The Ising model was designed to capture the essential features of this behavior. The model was invented by the German physicist Wilhelm Lenz and investigated by his student Ernst Ising in the 1920s, at a time when the quantum theory of solids was still in its infancy. They represented the spin of an electron by a simple arrow constrained to point either up or down. Interactions of the spins were codified in two rules. First, pairs of adjacent spins prefer to point the same way, either both up or both down; there is an energy penalty whenever nearest-neighbor spins are antiparallel. Second, thermal fluctuations tend to mix up the spins, flipping them at random; thus orderly alignments are disrupted when the temperature rises.
Ising hoped to observe a sudden onset of magnetization, as in real ferromagnets. He analyzed a one-dimensional version of the model, in which the lattice is merely a line or a ring. Disappointingly, he found no discontinuous transition to a magnetized state at any temperature above absolute zero.
Ising believed that this negative result would carry over to higher dimensions as well, but a decade later other physicists found hints of magnetization in two dimensions. Then in 1944 Lars Onsager confirmed these results with an exact mathematical solution of the two-dimensional Ising model; his equation showed that magnetization in the planar spin system does indeed jump discontinuously at a nonzero critical temperature. For three dimensions no exact solution has ever been found, but computer simulations give unmistakable evidence of an abrupt phase transition.

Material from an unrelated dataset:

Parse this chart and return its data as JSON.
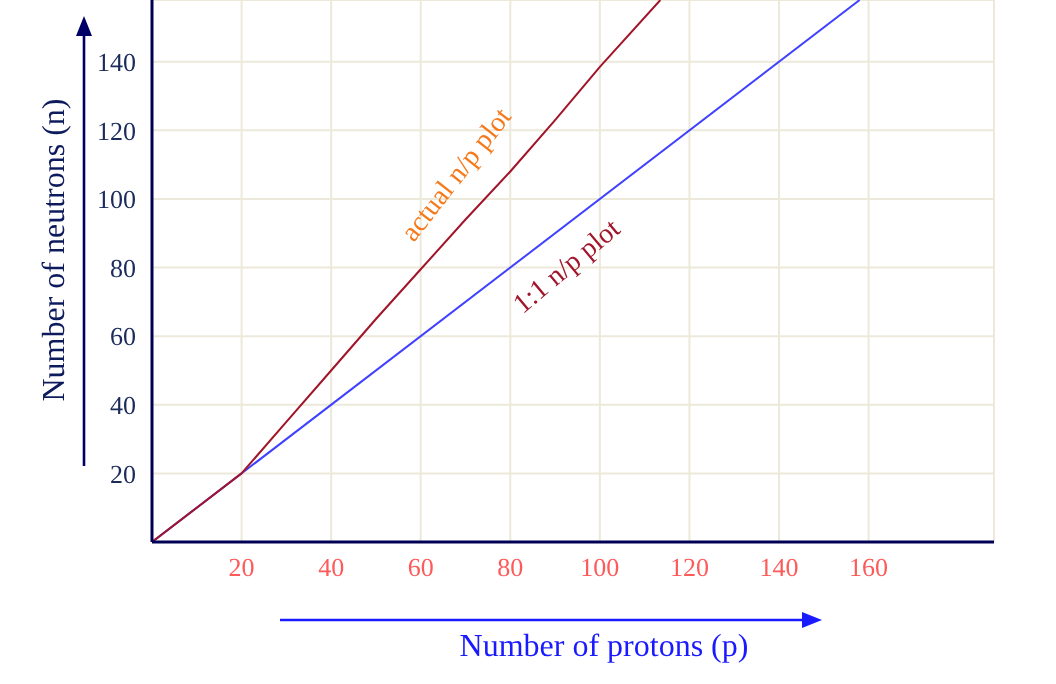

The Ising model has gone on to become a kind of model for models. The same abstract structure—a lattice of sites, nearest-neighbor interactions, a variable at each site that takes on two discrete values—has served to describe not only magnets but also dozens of other physical systems, such as alloys (where the up and down spins represent atoms of two different elements) and gases (where the two states indicate the presence or absence of an atom). Ising-like models have even made their way into the social sciences, where they describe phenomena such as the emergence of racial segregation in housing patterns.
Meanwhile, despite all these diverse successes, the Ising model has not proved entirely satisfactory for its original purpose—as a tool for understanding ferromagnetism. In this application the model has two major weaknesses. First, spins in the Ising model are rigidly pinned to the lattice sites, but it turns out that some degree of electron mobility is crucial to many magnetic phenomena. Second, although the Ising model was inspired by quantum-mechanical ideas, it incorporates none of the peculiar rules and regulations that the quantum theory imposes on electrons. The Hubbard model addresses both of these issues.